Since the two-letter airline codes are a finite known set, it would be possible to define each possible one in a separate expression, then any illegal letter-combinations would be refused. If the range of valid flight numbers for each airline were known, it would be possible to flag even non-existent flight numbers, or to use expressions to capture only documents relating to one specified flight or a group of flights.
Example 10: |
Canadian Zip Codes |
Description: |
These always conform to a single pattern: Three characters, space, three characters; more precisely: Uppercase Letter, Digit, U_Letter, Space, Digit, U_Letter, Digit. |
Expression: |
[A-Z][0-9][A-Z]\s[0-9][A-Z][0-9] or [A-Z]\d[A-Z]\s\d[A-Z]\d |
Example 11: |
British Postal Codes |
Description: |
These are more complex; only the last three characters conform to a precise pattern.

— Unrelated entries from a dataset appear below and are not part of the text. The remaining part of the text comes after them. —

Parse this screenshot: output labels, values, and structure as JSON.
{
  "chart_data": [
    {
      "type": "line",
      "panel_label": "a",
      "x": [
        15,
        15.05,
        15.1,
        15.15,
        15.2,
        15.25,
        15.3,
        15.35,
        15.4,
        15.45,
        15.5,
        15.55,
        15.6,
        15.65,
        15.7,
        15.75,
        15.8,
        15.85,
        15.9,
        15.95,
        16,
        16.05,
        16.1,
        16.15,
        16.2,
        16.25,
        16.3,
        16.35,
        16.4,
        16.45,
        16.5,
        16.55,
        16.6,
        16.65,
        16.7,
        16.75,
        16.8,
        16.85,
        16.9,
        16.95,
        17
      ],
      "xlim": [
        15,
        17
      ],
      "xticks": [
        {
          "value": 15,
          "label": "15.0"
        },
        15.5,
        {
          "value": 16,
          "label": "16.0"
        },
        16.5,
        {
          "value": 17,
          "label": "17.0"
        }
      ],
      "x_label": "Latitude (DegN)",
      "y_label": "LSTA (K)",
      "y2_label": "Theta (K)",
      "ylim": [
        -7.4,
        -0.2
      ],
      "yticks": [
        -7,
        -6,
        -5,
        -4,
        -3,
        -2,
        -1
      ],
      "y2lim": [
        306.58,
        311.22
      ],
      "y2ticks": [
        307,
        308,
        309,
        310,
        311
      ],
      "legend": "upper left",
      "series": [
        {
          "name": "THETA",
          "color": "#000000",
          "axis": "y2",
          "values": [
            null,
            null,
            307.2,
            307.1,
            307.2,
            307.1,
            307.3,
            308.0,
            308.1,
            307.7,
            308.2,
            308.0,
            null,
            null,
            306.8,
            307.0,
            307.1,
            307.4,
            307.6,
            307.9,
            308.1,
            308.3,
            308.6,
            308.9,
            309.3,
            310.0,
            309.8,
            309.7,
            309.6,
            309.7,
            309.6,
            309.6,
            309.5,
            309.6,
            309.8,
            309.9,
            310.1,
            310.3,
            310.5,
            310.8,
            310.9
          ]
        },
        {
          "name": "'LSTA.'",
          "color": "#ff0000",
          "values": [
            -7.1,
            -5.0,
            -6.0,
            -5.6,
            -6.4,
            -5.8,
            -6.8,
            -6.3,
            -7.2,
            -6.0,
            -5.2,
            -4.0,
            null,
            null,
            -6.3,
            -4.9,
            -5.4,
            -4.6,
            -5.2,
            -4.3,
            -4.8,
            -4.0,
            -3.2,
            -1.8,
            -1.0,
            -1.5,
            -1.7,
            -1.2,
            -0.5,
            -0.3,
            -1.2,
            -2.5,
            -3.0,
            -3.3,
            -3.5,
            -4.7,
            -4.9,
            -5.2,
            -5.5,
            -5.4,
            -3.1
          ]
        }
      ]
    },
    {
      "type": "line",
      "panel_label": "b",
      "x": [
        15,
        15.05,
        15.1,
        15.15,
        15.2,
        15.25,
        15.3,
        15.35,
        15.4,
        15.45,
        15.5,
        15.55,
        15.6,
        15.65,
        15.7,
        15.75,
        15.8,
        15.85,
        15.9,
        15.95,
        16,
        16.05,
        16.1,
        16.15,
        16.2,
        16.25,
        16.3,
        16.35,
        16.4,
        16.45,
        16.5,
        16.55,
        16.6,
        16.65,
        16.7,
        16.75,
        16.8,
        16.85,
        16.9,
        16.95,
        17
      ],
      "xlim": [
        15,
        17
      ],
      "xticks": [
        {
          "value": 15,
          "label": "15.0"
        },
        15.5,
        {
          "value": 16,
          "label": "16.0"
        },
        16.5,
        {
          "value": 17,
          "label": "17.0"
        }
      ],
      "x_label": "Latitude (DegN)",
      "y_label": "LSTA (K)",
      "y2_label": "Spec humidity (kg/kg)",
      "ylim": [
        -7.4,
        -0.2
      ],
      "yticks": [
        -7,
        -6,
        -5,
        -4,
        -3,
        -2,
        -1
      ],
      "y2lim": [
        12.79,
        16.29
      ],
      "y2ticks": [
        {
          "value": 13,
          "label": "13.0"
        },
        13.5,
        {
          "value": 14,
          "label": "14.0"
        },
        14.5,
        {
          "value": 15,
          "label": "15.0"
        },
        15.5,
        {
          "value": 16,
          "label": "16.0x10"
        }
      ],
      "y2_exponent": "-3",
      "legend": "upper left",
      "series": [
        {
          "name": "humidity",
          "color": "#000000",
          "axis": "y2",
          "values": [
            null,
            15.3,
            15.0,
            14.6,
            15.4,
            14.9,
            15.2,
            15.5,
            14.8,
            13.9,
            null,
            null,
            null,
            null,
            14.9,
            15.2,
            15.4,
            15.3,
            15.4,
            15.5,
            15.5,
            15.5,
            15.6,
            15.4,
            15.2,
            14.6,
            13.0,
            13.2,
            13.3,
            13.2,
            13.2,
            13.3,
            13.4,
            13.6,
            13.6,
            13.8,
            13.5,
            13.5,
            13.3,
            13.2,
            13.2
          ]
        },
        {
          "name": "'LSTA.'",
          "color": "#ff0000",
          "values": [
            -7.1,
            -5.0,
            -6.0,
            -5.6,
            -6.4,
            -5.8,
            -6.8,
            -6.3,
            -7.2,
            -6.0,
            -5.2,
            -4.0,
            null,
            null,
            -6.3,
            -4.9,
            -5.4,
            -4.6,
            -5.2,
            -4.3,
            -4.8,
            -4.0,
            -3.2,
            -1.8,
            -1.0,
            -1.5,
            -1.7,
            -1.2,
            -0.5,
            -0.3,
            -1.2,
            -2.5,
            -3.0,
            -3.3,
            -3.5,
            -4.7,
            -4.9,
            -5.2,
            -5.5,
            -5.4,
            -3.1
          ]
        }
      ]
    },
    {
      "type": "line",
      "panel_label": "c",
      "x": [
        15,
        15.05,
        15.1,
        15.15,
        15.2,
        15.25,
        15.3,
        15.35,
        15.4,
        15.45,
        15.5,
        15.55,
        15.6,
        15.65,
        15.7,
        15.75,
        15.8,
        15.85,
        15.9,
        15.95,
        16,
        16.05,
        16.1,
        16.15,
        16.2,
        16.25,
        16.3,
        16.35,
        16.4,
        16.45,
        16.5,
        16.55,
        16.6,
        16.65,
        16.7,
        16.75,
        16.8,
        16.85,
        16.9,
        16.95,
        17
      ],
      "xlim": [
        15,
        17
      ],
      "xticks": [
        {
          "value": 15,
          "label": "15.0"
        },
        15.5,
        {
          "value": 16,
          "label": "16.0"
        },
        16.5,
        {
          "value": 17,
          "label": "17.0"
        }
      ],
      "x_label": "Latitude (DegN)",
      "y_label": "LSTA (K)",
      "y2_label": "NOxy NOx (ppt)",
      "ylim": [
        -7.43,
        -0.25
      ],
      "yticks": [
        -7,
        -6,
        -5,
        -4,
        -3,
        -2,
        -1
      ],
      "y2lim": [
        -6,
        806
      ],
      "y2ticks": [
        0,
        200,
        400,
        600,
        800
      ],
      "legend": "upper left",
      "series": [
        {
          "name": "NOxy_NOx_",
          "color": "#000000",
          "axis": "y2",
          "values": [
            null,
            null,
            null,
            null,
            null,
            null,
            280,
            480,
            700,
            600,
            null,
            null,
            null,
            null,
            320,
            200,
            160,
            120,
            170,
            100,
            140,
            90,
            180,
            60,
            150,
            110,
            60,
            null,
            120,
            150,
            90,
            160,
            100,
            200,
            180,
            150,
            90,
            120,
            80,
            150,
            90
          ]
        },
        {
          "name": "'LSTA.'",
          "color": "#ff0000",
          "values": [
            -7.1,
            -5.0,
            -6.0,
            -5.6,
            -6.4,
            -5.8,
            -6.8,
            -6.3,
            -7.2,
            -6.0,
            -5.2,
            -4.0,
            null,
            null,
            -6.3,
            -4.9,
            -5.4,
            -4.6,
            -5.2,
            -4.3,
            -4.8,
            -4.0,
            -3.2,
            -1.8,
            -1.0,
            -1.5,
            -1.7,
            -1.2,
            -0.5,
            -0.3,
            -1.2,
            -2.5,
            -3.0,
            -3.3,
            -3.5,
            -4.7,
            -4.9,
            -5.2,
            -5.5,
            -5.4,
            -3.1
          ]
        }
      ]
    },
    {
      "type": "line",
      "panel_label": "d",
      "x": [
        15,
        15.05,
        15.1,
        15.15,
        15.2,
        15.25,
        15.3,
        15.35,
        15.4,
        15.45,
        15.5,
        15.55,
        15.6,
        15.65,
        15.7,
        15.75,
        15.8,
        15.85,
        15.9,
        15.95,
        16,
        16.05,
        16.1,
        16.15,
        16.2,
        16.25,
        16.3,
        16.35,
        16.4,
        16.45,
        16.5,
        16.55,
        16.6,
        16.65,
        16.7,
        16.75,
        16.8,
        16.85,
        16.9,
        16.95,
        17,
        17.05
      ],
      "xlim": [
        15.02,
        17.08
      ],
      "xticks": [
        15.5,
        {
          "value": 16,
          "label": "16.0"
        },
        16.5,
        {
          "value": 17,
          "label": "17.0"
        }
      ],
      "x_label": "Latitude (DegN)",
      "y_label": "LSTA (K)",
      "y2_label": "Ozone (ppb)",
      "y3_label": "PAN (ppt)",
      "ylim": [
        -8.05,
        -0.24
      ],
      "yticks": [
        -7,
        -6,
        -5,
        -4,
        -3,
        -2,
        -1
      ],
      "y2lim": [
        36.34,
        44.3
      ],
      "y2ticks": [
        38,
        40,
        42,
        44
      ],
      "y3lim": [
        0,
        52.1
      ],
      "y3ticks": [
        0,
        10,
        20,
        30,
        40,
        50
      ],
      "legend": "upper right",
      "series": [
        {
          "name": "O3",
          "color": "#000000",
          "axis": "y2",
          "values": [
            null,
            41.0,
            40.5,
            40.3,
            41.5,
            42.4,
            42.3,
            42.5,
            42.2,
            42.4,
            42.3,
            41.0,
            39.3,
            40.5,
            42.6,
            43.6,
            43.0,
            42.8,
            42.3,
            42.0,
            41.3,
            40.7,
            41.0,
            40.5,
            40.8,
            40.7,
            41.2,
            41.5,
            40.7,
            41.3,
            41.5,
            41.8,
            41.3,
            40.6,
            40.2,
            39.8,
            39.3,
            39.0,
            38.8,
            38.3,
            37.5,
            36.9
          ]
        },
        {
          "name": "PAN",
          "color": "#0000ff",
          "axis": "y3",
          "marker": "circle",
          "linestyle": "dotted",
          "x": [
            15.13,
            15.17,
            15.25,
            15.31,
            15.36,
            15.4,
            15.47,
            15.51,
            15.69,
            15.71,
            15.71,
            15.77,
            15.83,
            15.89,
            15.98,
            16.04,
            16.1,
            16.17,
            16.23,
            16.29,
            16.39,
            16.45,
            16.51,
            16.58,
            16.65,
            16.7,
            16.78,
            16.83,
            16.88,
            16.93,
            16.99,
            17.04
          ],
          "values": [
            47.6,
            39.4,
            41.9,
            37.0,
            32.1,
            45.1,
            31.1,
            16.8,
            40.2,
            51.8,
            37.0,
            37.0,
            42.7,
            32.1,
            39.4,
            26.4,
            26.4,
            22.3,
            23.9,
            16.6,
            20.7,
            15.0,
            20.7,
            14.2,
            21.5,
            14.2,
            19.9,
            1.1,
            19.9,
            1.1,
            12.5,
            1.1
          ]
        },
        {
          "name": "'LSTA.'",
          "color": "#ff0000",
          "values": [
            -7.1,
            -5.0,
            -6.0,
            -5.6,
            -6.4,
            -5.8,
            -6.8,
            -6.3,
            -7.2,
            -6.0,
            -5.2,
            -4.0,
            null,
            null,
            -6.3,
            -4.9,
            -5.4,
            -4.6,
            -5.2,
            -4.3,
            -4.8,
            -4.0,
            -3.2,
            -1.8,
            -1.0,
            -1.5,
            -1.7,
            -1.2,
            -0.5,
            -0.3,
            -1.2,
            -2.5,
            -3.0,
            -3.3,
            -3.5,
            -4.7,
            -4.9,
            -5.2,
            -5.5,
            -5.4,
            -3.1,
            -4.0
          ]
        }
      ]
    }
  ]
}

One or two U_Letters, one or two digits, space, one digit, two U_Letters. That is: |
Expression: |
[A-Z]{1,2}[0-9]{1,2}\s[0-9][A-Z]{2} |
A set of more precise expressions could be devised, since the first one or two letters define a geographical region (L = London, B = Birmingham, CB = Cambridge...). Furthermore, each region has a finite number of numbered districts, presented by the following one or two digits. By creating a regular expression for each regional code, together with each one's maximum number of districts, it would be possible to reject any incoming code if its characters before the space did not conform to a valid post code value.
Example 12: |
Dutch Postal Codes |
Description: |
DDDD LL (four digits and two uppercase letters). In international traffic, the land code is needed, but in inland traffic it is often omitted, especially when it doesn't fit neatly with the remaining postcode, as in the Netherlands. So, our task is to read Dutch postcodes, with or without the land code NL-. The space between the digits and the letters may be very small or large, so we allow 0, 1, or 2 space characters. |
Expression: |
(NL-){0,1}[0-9]{4}\s{0,2}[A-Z]{2} or (NL-)?\d{4}\s{0,2}[A-Z]{2} |
Example 13: |
Other European postcodes |
Description: |
All countries have an official ISO-assigned two letter land-code, though some still persist in using a single letter. Leaving aside exceptional cases (e.g., Netherlands and Poland), Iceland has three-digit codes, many countries have four or five digits (some with spaces, most without), and three countries use six digits. The general expression below will allow one or two-letter landcodes (any uppercase letters permitted, including invalid ones), then a hyphen, then anywhere from three to six digits. |
General Expression: |
[A-Z]{1,2}-[0-9]{3,6} |
This general expression is of limited value. The following more precise expressions allow one or two-letter landcodes, checking that only valid landcodes are used, and that the correct number of digits and spaces are detected after the hyphen: |
|
Precise Expressions: |
(IS-)[0-9]{3} |
Parentheses are used when several alternatives are concatenated with other characters.